LeandroNarloch

500 anos de ataques

22.03.19

Duarte Barbosa foi oficial do Estado Português na Índia entre 1500 e 1516. Pouco antes de integrar uma das viagens de circum-navegação de Fernão de Magalhães (durante a qual morreria), o oficial publicou suas memórias. Sobre a cidade de Malaca, na Malásia, contou casos que poderiam estar nas manchetes desta semana. Homens armados surpreendiam pessoas em lugares públicos e matavam todas que encontravam pela frente.

“Saindo às praças e ruas, mata quantos acha, homens e mulheres e meninos, e a ninguém perdoa”, escreveu o português. Armado com um escudo e uma espada, o sujeito atacava os passantes até que alguém o detinha “às flechadas e lançadas”.

Massacres como o da escola de Suzano e o da mesquita da Nova Zelândia costumam ganhar explicações sociológicas. Só algum vício, algum traço anormal da nossa sociedade poderia motivar tanta monstruosidade. A culpa seria do videogame, da internet, da cultura de violência, da islamofobia, do “machismo tóxico”, da falta ou do excesso de armas. A esquerda culpa a direita, os centristas culpam os extremistas e vice-versa.

Mas esses crimes são exclusividade da nossa época?

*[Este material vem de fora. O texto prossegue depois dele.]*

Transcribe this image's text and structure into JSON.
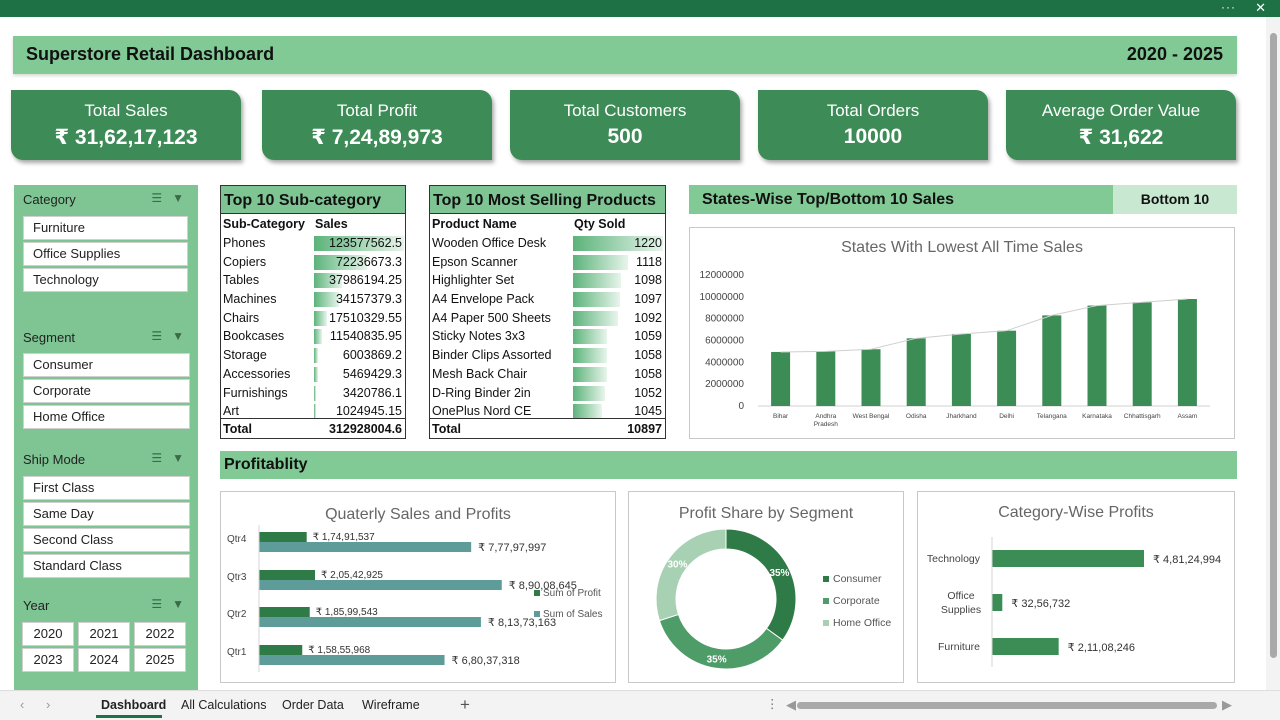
{
  "window": {
    "more_glyph": "···",
    "close_glyph": "✕"
  },
  "dashboard": {
    "title": "Superstore Retail Dashboard",
    "years": "2020 - 2025"
  },
  "kpis": [
    {
      "label": "Total Sales",
      "value": "₹ 31,62,17,123"
    },
    {
      "label": "Total Profit",
      "value": "₹ 7,24,89,973"
    },
    {
      "label": "Total Customers",
      "value": "500"
    },
    {
      "label": "Total Orders",
      "value": "10000"
    },
    {
      "label": "Average Order Value",
      "value": "₹ 31,622"
    }
  ],
  "slicers": {
    "category": {
      "title": "Category",
      "items": [
        "Furniture",
        "Office Supplies",
        "Technology"
      ]
    },
    "segment": {
      "title": "Segment",
      "items": [
        "Consumer",
        "Corporate",
        "Home Office"
      ]
    },
    "ship_mode": {
      "title": "Ship Mode",
      "items": [
        "First Class",
        "Same Day",
        "Second Class",
        "Standard Class"
      ]
    },
    "year": {
      "title": "Year",
      "items": [
        "2020",
        "2021",
        "2022",
        "2023",
        "2024",
        "2025"
      ]
    }
  },
  "subcategory_table": {
    "title": "Top 10 Sub-category",
    "headers": [
      "Sub-Category",
      "Sales"
    ],
    "rows": [
      {
        "name": "Phones",
        "value": "123577562.5",
        "num": 123577562.5
      },
      {
        "name": "Copiers",
        "value": "72236673.3",
        "num": 72236673.3
      },
      {
        "name": "Tables",
        "value": "37986194.25",
        "num": 37986194.25
      },
      {
        "name": "Machines",
        "value": "34157379.3",
        "num": 34157379.3
      },
      {
        "name": "Chairs",
        "value": "17510329.55",
        "num": 17510329.55
      },
      {
        "name": "Bookcases",
        "value": "11540835.95",
        "num": 11540835.95
      },
      {
        "name": "Storage",
        "value": "6003869.2",
        "num": 6003869.2
      },
      {
        "name": "Accessories",
        "value": "5469429.3",
        "num": 5469429.3
      },
      {
        "name": "Furnishings",
        "value": "3420786.1",
        "num": 3420786.1
      },
      {
        "name": "Art",
        "value": "1024945.15",
        "num": 1024945.15
      }
    ],
    "total_label": "Total",
    "total_value": "312928004.6"
  },
  "products_table": {
    "title": "Top 10 Most Selling Products",
    "headers": [
      "Product Name",
      "Qty Sold"
    ],
    "rows": [
      {
        "name": "Wooden Office Desk",
        "value": "1220",
        "num": 1220
      },
      {
        "name": "Epson Scanner",
        "value": "1118",
        "num": 1118
      },
      {
        "name": "Highlighter Set",
        "value": "1098",
        "num": 1098
      },
      {
        "name": "A4 Envelope Pack",
        "value": "1097",
        "num": 1097
      },
      {
        "name": "A4 Paper 500 Sheets",
        "value": "1092",
        "num": 1092
      },
      {
        "name": "Sticky Notes 3x3",
        "value": "1059",
        "num": 1059
      },
      {
        "name": "Binder Clips Assorted",
        "value": "1058",
        "num": 1058
      },
      {
        "name": "Mesh Back Chair",
        "value": "1058",
        "num": 1058
      },
      {
        "name": "D-Ring Binder 2in",
        "value": "1052",
        "num": 1052
      },
      {
        "name": "OnePlus Nord CE",
        "value": "1045",
        "num": 1045
      }
    ],
    "total_label": "Total",
    "total_value": "10897"
  },
  "states_section": {
    "title": "States-Wise Top/Bottom 10 Sales",
    "toggle": "Bottom 10"
  },
  "profit_section": {
    "title": "Profitablity"
  },
  "sheet_tabs": [
    "Dashboard",
    "All Calculations",
    "Order Data",
    "Wireframe"
  ],
  "colors": {
    "brand_green": "#1e7145",
    "kpi_green": "#3d8b56",
    "band_green": "#81c995",
    "bar_green": "#3b8c55",
    "teal_bar": "#5e9c9a"
  },
  "chart_data": [
    {
      "type": "bar",
      "title": "States With Lowest All Time Sales",
      "categories": [
        "Bihar",
        "Andhra Pradesh",
        "West Bengal",
        "Odisha",
        "Jharkhand",
        "Delhi",
        "Telangana",
        "Karnataka",
        "Chhattisgarh",
        "Assam"
      ],
      "values": [
        4950000,
        5000000,
        5200000,
        6200000,
        6600000,
        6900000,
        8300000,
        9200000,
        9500000,
        9800000
      ],
      "ylim": [
        0,
        12000000
      ],
      "yticks": [
        "12000000",
        "10000000",
        "8000000",
        "6000000",
        "4000000",
        "2000000",
        "0"
      ],
      "grid": false,
      "legend": "none"
    },
    {
      "type": "bar",
      "title": "Quaterly Sales and Profits",
      "categories": [
        "Qtr1",
        "Qtr2",
        "Qtr3",
        "Qtr4"
      ],
      "series": [
        {
          "name": "Sum of Profit",
          "values": [
            15855968,
            18599543,
            20542925,
            17491537
          ],
          "labels": [
            "₹ 1,58,55,968",
            "₹ 1,85,99,543",
            "₹ 2,05,42,925",
            "₹ 1,74,91,537"
          ]
        },
        {
          "name": "Sum of Sales",
          "values": [
            68037318,
            81373163,
            89008645,
            77797997
          ],
          "labels": [
            "₹ 6,80,37,318",
            "₹ 8,13,73,163",
            "₹ 8,90,08,645",
            "₹ 7,77,97,997"
          ]
        }
      ],
      "orientation": "horizontal",
      "legend": "right"
    },
    {
      "type": "pie",
      "title": "Profit Share by Segment",
      "categories": [
        "Consumer",
        "Corporate",
        "Home Office"
      ],
      "values": [
        35,
        35,
        30
      ],
      "labels": [
        "35%",
        "35%",
        "30%"
      ],
      "donut": true,
      "legend": "right"
    },
    {
      "type": "bar",
      "title": "Category-Wise Profits",
      "categories": [
        "Technology",
        "Office Supplies",
        "Furniture"
      ],
      "values": [
        48124994,
        3256732,
        21108246
      ],
      "labels": [
        "₹ 4,81,24,994",
        "₹ 32,56,732",
        "₹ 2,11,08,246"
      ],
      "orientation": "horizontal",
      "legend": "none"
    }
  ]
}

Não tenho certeza. Casos muito parecidos aconteceram há 100, 200 ou 500 anos, talvez até mais.

Um deles foi em 1914, na casa de campo do grande arquiteto americano Frank Lloyd Wright. O chef de cozinha espalhou gasolina, ateou fogo, trancou moradores na sala de jantar e matou sete pessoas a machadadas. Entre elas, a mulher de Lloyd Wright.

Há casos assim em todo o mundo. Em 1938, um japonês de 21 anos decapitou a avó com uma katana, fuzilou 29 pessoas (quase toda a população de sua vila, Tsuyama) e depois se matou. Órfão, tuberculoso, contou em cartas que era rejeitado pelas mulheres da vila. Em 1929, no Quênia, um homem foi expulso de uma fazenda porque seus vizinhos acreditavam que ele praticava magia negra. Um dia depois, matou a machadadas a mulher, os filhos, a irmã e diversos vizinhos.

Há pelo menos cinco séculos, temos uma palavra para nomear assassinos depressivos que preparam ataques sem causa definida. É “amouco”, que vem do malaio “a-muk”. O dicionário Caldas Aulete define o termo como alguém “dominado por reação repentina, geralmente violenta, seguida de estado depressivo”. Daí também vem a expressão em inglês “running amok”, um surto de violência sem sentido.

Se fosse para arriscar uma causa para as tragédias das últimas semanas, eu apostaria pouco na sociologia e mais na estranha natureza da psicologia masculina.

Como disse ao New York Times Michael Stone, psiquiatra da Universidade Columbia que mantém uma base de dados de 350 autores de massacres, “a maioria desses assassinos são trabalhadores frustrados ou amantes rejeitados que se motivaram por um senso profundo de injustiça”. Homens têm uma tendência maior a se obcecar com injustiças, humilhações, ofensas reais ou imaginárias. E a planejar vinganças ou ataques grandiosos que compensem uma vida inteira de nulidade social.

Leandro Narloch é jornalista e autor do 'Guia Politicamente Incorreto da História do Brasil'.